Today I found this quote in an article about the Waffle House re-opening.
“I saw on the Waffle House Facebook page where they were going to finally reopen,” said LaRoche, “so I contacted them and told them ‘for Karma reasons’ I wanted to come and pay my bill from that night. My wife had just looked at the bill when the tornado came and she remembered the total was for $9.62.”Read more: CatWalkChatt
Doesn’t it feel good to encounter stories of everyday values, where people, normal, not very exceptional or special people, go about their lives with honesty and integrity? Who would blame you for forgetting all about a nine dollar bill under these circumstances? Would you even think to try to repay it? Yet, it is just these values, just these beliefs, that unite us as a people, standing together for what we believe in, sharing comfort and courage in moments of danger and need, coming forward afterward to celebrate survival, rebuilding – and to pay a debt no one else remembered. This is what makes us who we are, what we are. The obscure people who go to work, pay our bills, and expect the same of others in our community. The honest people who would like to see Washington adopt these values we stand for:  stand on your own two feet, practice good stewardship of what you have, be honest and trustworthy – even when no one is watching.To me, people like these are the salt of the earth, the people who get a community organized in times of need, the people who make things happen in instead of waiting for the government to arrive and take charge. To many of the liberal politicians, these are gap toothed hillbillies who are making such a ruckus nationally with their tea party agenda of actually running a government that will be able to pay it’s bills. I have no personal knowledge of the people in this article, nor their political beliefs. But I respect those beliefs and I believe if we ran our country with that kind of honesty and integrity, we would not be in the economic mess we are in, nor would we have trillions of dollars of deficit hanging over our heads. I read plenty of the analysis and cause and effect and economic theory articles and statements by people much more educated than me – and I have a pretty good education myself. I am not impressed, I am not intimidated, indeed, I am very unimpressed by all the studies, theories, books, and classes. By all the politicians, economists (especially the Nobel Prize winning kind), by all the pundits, experts, and think tanks.

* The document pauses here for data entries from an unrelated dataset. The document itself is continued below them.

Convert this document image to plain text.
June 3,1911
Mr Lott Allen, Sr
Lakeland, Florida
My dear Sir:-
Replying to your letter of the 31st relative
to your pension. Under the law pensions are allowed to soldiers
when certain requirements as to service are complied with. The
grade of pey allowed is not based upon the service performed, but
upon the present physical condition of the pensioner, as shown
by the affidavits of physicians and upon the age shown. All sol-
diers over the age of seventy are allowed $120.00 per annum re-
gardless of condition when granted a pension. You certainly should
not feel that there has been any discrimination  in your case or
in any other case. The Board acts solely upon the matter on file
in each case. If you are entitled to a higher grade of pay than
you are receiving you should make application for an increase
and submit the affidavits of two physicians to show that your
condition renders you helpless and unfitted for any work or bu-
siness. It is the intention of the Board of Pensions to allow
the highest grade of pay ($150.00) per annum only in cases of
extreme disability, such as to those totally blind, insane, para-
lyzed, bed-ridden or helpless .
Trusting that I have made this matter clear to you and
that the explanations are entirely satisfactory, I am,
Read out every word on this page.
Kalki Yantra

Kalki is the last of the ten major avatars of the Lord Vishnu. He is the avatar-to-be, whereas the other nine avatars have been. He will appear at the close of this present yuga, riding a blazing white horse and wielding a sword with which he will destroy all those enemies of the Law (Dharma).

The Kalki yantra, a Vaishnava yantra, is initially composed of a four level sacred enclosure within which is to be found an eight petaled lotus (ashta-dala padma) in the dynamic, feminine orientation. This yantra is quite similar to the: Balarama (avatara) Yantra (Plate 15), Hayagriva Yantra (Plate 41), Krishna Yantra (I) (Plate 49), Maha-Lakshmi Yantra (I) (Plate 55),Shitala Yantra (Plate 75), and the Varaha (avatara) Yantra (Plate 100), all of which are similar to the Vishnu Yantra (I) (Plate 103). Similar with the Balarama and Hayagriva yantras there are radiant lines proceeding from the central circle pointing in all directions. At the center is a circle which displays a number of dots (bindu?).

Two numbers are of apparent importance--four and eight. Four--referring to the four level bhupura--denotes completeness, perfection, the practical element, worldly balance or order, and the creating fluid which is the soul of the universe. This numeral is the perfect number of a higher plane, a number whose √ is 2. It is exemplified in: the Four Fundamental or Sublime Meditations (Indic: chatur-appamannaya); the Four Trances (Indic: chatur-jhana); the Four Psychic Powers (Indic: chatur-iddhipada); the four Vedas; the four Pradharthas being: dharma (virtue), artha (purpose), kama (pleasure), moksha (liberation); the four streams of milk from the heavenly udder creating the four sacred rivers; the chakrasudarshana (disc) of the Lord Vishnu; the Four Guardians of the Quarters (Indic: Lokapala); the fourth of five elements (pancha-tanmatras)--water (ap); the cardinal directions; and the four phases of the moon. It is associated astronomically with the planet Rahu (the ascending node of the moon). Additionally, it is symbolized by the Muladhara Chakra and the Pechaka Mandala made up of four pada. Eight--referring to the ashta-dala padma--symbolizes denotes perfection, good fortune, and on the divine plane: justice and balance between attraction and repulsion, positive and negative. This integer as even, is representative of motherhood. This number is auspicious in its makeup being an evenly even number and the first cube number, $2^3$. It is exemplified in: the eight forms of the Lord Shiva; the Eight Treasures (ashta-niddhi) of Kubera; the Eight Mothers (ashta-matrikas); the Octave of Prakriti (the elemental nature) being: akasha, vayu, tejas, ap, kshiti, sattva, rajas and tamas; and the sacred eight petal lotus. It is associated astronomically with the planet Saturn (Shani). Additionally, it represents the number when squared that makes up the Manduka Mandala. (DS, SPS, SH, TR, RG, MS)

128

I submit to you that if our government officials were as honest in their dealings with our money as this Waffle House customer, that is all the solution we would need. Just honest people acting with integrity. That is the solution. However, we stand a better chance of fixing what is wrong with our economy by following some of these complex and convoluted plans by politicians because we are never going to have a government of honest people. I am not sure we even want one. Just ask Rick Perry, as he is attacked for stating a very obvious truth about Social Security.